Pero es un esfuerzo condenado a la melancolía. Como decía el biólogo evolutivo Edward O. Wilson del socialismo, "bonita teoría, especie equivocada". La teoría aquí es la democracia y la especie, la Cataluña catalanista, que rozó el 85% de los votos en las elecciones autonómicas de 2021 y que jamás ha bajado del 75%.  

Reconozco también el razonamiento que lleva a intentar cuajar un partido de centroderecha catalán y catalanista, pero no nacionalista, que absorba a una parte suficiente del viejo electorado de Convergencia y Unión. Pero dudo que ese electorado siga existiendo, al menos con las mismas motivaciones e intereses que hace 30 años.

Y, sobre todo, estoy convencido de que las diferencias entre catalanismo y nacionalismo sólo existen en la cabeza de quienes siguen creyendo en esa taxonomía más voluntariosa que real. 

Porque la realidad es que la Cataluña silenciosa no ha existido jamás. 

Que la intelectualidad socialdemócrata que en los años 80 y 90 se arremolinó alrededor del PSC y que luego dio lugar a la fundación de Ciudadanos ha demostrado que no existen peores análisis de la realidad que los de un intelectual que vive de ello. 

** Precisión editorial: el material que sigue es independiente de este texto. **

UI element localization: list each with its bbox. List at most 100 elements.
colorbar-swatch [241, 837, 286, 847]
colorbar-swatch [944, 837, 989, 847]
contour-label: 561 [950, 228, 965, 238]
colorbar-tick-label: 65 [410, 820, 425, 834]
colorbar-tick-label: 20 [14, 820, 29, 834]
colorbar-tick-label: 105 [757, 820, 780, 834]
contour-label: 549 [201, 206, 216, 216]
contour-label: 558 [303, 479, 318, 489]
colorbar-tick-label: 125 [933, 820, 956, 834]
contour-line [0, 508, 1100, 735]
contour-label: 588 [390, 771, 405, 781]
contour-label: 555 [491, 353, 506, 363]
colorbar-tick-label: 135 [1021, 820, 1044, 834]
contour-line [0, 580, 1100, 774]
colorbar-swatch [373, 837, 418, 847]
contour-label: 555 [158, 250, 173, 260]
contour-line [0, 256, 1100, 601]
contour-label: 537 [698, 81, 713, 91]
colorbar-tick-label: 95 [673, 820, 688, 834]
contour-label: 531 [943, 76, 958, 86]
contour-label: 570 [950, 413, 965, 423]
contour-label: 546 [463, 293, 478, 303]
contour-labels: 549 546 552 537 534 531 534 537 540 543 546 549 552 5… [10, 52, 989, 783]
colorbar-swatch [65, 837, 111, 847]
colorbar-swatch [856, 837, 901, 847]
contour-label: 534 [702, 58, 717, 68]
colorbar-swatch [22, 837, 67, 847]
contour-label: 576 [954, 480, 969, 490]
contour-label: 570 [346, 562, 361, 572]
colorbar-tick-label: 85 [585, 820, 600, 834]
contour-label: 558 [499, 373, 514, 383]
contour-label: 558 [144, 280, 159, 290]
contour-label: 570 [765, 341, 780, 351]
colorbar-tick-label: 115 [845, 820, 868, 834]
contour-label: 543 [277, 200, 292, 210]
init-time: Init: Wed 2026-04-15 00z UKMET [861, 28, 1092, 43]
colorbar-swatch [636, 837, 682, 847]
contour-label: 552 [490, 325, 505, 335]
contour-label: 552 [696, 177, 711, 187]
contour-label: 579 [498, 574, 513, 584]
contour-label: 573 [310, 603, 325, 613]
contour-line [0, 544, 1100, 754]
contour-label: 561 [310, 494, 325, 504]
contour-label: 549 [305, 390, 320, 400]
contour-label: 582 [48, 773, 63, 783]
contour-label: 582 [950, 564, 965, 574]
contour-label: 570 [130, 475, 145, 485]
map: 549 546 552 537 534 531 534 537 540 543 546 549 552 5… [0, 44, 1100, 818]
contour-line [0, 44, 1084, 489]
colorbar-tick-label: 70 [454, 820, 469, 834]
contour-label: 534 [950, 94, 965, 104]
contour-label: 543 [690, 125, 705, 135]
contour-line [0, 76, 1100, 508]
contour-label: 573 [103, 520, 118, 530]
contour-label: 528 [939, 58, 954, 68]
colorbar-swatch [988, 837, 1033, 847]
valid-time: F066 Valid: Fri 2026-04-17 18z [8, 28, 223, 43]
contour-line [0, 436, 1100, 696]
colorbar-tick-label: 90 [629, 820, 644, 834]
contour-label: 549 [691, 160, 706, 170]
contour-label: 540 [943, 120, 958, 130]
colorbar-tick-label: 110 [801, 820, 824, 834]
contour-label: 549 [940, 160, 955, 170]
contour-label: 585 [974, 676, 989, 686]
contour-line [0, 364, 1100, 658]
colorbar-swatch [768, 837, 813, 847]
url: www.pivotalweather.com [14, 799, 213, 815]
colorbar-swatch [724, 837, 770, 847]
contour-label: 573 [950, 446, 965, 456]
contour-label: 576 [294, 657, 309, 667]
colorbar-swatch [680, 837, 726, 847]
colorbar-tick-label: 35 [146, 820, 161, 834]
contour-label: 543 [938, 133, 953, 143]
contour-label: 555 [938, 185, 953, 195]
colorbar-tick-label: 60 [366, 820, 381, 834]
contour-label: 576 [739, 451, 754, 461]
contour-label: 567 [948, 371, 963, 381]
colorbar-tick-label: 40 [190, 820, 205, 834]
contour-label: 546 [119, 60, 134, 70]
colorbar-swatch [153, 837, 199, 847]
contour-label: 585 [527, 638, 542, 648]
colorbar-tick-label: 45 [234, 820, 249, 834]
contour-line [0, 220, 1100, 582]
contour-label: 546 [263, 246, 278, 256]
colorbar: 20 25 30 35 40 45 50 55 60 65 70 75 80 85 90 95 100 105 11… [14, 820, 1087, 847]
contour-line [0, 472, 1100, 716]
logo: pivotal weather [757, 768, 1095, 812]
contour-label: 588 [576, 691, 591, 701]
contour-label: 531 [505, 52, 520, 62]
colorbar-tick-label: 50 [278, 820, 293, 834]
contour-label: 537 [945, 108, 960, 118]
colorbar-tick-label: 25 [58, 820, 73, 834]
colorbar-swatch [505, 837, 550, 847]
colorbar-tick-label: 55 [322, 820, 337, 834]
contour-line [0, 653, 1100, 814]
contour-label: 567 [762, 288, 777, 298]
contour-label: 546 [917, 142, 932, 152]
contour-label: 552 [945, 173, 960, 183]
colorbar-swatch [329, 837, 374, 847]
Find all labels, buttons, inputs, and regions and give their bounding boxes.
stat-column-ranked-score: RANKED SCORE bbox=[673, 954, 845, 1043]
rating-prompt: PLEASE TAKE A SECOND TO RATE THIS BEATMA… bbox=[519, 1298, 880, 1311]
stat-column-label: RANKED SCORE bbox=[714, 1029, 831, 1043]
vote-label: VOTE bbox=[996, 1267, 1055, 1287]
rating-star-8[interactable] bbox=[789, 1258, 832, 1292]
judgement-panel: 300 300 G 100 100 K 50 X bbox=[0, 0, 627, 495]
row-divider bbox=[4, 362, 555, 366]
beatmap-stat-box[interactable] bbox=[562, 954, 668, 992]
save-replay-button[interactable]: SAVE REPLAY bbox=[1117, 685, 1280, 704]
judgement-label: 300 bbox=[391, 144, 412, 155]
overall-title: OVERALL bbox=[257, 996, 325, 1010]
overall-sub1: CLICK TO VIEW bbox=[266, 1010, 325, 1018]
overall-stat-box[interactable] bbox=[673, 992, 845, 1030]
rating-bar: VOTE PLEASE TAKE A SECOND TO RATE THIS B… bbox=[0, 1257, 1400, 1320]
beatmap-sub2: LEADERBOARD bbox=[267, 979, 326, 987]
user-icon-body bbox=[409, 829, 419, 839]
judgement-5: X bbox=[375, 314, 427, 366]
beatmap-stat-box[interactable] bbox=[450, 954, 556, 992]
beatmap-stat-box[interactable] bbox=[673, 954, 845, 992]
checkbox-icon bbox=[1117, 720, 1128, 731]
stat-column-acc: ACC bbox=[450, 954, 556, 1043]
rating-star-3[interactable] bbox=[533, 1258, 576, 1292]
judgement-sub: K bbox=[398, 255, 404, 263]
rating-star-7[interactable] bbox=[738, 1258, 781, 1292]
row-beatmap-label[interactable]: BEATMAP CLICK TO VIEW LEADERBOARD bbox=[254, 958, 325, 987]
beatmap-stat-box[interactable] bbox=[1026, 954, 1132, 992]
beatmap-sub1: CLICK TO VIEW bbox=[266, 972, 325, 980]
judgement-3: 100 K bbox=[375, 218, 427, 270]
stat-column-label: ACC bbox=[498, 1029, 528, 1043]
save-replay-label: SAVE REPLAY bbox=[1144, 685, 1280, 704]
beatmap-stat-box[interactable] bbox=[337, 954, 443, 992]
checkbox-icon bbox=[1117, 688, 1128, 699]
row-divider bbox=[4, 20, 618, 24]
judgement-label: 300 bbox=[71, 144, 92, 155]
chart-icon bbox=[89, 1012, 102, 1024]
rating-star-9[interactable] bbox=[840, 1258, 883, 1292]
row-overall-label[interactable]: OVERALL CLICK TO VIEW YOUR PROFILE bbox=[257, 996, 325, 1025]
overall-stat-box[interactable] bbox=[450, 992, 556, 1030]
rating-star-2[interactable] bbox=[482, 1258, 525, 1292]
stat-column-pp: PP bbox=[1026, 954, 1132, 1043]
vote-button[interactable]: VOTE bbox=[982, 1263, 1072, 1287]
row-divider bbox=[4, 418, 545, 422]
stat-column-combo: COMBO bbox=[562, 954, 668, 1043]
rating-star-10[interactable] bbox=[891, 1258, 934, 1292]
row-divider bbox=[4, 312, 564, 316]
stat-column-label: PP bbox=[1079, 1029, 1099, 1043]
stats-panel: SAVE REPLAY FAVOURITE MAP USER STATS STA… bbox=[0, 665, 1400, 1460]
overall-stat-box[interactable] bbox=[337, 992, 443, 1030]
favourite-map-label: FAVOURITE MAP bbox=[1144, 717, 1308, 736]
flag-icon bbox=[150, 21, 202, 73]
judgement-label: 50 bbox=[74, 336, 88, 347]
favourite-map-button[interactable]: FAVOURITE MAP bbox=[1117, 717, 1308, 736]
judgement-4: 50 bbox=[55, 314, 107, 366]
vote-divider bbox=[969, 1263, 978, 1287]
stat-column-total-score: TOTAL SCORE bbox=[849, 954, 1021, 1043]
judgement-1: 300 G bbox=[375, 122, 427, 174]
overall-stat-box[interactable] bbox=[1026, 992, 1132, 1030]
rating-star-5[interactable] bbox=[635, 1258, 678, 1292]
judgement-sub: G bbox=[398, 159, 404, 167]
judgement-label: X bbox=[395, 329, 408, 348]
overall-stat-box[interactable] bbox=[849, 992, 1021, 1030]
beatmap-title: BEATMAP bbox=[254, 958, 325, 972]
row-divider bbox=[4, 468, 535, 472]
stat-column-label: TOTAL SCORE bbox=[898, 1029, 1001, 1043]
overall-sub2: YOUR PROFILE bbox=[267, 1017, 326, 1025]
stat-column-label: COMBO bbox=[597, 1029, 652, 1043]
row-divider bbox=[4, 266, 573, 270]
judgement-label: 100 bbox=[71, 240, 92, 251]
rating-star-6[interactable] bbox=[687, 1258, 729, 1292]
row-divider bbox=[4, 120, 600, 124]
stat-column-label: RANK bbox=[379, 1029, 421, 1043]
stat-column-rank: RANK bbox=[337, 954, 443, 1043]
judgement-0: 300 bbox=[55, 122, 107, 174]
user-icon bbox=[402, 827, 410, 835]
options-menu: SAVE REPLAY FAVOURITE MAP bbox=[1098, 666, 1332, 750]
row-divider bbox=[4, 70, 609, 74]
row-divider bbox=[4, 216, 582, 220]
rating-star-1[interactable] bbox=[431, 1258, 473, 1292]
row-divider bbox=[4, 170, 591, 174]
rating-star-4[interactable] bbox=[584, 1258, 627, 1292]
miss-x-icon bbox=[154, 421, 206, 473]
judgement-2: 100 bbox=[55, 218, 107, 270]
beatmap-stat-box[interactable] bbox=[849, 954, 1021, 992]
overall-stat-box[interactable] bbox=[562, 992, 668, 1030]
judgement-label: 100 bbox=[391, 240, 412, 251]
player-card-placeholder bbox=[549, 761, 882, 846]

Que el nacionalismo es la ideología por defecto de los catalanes, como demuestra que Cataluña fuera la comunidad más franquista de España durante el franquismo y la más convencidamente cantonalista durante la democracia. 

Y que la opción más inteligente para quienes aspiran hoy a una vida libre de los efluvios tóxicos del nacionalismo es marcharse de Cataluña y dejar que el darwinismo haga su trabajo en la región.

Entiendo finalmente la épica de la resistencia, de la revolución y de la insurrección contra la tiranía. Ese mito en el fondo tan socialdemócrata. Tan sistémico. Tan necesario para que algo cambie y todo siga igual. 

Pero la única fuerza realmente transformadora en democracia es la decadencia. No la destrucción y el conflicto civil, que es la fantasía de la extrema derecha. Sino la lenta y agónica decadencia de esas sociedades que han decidido encapsularse en una burbuja de nostalgia y victimismo, de idealismo y redentorismo, de mitos y resentimientos. 

Decían las autoridades coloniales británicas de la India de 1940 que mantener a Gandhi en la pobreza, como él mismo deseaba, les costaba extraordinariamente caro. Así que me conformo con que la preservación de esa burbuja de esencialismo feudal y racismo etnicista que es hoy Cataluña no me salga demasiado cara.

Me conformo, en fin, con que la pobreza financiera y espiritual se la paguen ellos.